Candice Williams was 19 years old when she died in a car accident while driving to a dentist appointment in July 2003. But 16 years later, the teen's memory lives on through her parents, Theresa and Ben Williams, who serve their community — and an annual Thanksgiving dinner — to carry on her legacy of helping others.
"She was just a people person — she loved people," Theresa Williams told TODAY Parents. "Nobody was too good for her. She started out in school doing hair, and she would reach out in the community to the seniors who needed their hair done or didn't have anyone in their home. On Sunday evenings, if we had leftovers, she'd ask if she could take leftovers to seniors or single mothers, and she'd drive people around to the store and make them feel wanted and comfortable."

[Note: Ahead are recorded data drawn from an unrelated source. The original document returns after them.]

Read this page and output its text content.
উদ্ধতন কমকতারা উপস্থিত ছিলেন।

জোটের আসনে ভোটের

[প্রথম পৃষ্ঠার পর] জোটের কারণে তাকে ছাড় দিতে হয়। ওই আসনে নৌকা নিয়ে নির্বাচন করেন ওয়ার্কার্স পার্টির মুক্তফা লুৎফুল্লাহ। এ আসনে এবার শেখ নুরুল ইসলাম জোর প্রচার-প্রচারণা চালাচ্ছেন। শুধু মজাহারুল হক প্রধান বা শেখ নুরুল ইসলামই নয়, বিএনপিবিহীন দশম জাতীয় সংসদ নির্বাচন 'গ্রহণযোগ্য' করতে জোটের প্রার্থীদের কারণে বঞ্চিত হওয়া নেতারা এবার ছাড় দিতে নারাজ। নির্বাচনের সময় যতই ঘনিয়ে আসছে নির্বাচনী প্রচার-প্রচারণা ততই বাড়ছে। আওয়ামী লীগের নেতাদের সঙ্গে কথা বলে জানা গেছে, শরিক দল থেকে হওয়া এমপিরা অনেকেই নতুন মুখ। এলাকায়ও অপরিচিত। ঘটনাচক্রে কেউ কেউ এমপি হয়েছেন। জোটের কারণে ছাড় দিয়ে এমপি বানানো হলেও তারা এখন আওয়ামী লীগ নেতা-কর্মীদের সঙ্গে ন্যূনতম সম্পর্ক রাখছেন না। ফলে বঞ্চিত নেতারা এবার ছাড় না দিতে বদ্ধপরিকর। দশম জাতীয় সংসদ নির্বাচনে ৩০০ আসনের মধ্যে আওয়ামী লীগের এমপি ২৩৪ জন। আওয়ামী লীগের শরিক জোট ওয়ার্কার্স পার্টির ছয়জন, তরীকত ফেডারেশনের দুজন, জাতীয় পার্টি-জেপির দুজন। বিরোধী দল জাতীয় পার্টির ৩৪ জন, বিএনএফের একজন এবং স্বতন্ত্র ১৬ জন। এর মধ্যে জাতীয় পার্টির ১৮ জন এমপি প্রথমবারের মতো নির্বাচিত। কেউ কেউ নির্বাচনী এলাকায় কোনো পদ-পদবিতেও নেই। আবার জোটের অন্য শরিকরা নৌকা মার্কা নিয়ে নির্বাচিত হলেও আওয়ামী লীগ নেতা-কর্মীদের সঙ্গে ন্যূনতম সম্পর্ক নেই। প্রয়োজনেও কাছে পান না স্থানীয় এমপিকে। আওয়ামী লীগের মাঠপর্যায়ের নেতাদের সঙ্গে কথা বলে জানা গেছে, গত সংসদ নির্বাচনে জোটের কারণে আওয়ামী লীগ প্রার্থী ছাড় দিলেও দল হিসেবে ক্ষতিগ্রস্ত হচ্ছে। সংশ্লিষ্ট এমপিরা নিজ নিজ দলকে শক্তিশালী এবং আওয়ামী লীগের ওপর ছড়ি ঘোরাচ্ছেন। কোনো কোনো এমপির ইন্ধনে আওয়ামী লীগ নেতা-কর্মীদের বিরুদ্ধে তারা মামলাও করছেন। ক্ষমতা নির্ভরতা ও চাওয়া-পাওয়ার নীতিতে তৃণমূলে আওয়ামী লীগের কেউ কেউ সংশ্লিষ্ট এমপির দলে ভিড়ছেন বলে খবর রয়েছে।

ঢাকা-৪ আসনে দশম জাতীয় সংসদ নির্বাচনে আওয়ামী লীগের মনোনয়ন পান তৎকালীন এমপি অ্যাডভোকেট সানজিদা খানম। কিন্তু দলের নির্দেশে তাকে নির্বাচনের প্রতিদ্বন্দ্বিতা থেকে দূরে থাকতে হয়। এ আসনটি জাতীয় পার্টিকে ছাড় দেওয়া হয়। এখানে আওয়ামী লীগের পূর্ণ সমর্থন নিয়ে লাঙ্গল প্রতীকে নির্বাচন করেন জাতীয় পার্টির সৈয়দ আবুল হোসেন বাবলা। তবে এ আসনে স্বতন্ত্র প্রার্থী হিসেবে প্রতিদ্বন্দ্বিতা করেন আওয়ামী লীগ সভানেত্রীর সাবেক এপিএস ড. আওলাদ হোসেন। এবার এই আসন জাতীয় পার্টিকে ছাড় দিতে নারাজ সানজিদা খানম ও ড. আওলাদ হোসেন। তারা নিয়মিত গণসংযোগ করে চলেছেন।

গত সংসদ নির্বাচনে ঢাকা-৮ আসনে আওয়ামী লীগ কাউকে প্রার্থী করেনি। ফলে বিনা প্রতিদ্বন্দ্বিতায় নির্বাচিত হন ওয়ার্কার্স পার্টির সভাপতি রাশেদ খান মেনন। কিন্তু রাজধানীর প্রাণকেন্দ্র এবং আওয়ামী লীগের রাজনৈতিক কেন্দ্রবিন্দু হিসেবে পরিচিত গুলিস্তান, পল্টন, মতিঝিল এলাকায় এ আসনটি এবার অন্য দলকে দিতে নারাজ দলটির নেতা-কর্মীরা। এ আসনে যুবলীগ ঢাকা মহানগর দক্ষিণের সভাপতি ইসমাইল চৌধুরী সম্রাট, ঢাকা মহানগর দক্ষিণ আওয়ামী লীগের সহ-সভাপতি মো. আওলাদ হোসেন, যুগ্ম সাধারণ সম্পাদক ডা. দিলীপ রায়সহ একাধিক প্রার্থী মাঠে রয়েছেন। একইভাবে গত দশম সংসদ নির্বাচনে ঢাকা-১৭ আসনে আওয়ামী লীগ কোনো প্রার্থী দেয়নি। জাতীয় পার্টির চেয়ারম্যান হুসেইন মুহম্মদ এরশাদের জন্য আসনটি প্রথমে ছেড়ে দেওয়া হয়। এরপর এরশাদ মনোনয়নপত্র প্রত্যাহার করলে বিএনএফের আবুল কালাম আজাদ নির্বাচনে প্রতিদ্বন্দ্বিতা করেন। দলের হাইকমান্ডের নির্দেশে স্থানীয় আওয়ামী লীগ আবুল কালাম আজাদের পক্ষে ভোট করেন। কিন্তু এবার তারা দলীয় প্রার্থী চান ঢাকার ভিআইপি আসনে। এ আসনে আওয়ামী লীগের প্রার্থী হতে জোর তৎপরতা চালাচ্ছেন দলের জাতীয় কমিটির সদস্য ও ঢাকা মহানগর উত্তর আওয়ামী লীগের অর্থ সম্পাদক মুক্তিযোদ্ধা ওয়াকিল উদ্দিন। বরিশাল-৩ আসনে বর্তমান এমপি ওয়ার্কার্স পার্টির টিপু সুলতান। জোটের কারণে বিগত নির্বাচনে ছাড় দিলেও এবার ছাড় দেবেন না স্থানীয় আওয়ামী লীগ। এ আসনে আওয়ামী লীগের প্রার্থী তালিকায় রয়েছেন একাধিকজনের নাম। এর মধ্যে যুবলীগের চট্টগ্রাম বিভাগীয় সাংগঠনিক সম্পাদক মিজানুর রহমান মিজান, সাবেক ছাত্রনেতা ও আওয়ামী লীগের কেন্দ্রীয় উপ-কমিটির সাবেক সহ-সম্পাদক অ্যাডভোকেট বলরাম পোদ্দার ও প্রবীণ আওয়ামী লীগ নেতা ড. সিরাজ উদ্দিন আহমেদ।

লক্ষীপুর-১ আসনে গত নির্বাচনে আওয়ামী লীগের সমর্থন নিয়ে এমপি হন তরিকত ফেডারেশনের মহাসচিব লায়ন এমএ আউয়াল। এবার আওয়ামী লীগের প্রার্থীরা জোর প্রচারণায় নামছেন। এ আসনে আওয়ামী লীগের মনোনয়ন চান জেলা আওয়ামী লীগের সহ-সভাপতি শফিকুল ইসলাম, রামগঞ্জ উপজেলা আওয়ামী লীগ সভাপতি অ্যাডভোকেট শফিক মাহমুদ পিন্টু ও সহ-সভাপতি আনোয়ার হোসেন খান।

Williams, who lives in Mansfield, Ohio, says the first holiday season after their daughter's death was difficult for her and her husband. The next year, the couple decided to honor Candice's memory by starting the Candice Williams Helping Hand Foundation and serving Thanksgiving dinner in their community to those in need of company and a good meal on the holiday.
"I went to my family and told them what I wanted to do and they were willing to help," Williams recalled. "This will be our fifteenth year, and every year they come and help serve and stay and eat and enjoy."
But the Williams' Thanksgiving feast isn't the only function of their foundation.
"We've given away four used minivans to some single mothers that never had a vehicle," Williams said. "We go out in the community and wash windows and rake yards for the seniors. We assisted a family this year who lost everything in a fire. We take seniors to doctors appointments and anywhere else they need a ride."
"We're both retired, but it seems like we work harder now than when we were working," Williams joked.
The Williams' volunteer work is made possible by donations from the community and the dedication of their volunteers. And, while the couple has hosted an Easter dinner as well and are contemplating adding a Christmas dinner event to their to-do lists, it's the Thanksgiving feast that's been the most well-attended event.
Last year, Williams says nearly 1,000 people came to the community center where the meal is held to eat a Thanksgiving meal. And, delivery volunteers transported more than 200 meals to those who were unable to leave their homes. This year, Williams says they're "expecting that amount, or more."
"It's a mix of anyone who doesn't want to be at home, seniors, the homeless — anyone that just wants to do something different," explained Williams. "Some of them are less fortunate, and everyone just shares love with each other."
In her 15 years of service, Williams said she's learned an important lesson.
"There is a need," she said. "It's rewarding to see the people come together and not worry about preparing or fixing a meal and to know they know there's going to be a hot meal there for them."
"I think Candice is loving it — just seeing all the people come together to have a good time on that day," Williams continued. "Some of them would never have had anything. ... We'll keep doing it as long as we see the need. As long as people show up, we're going to be there for them."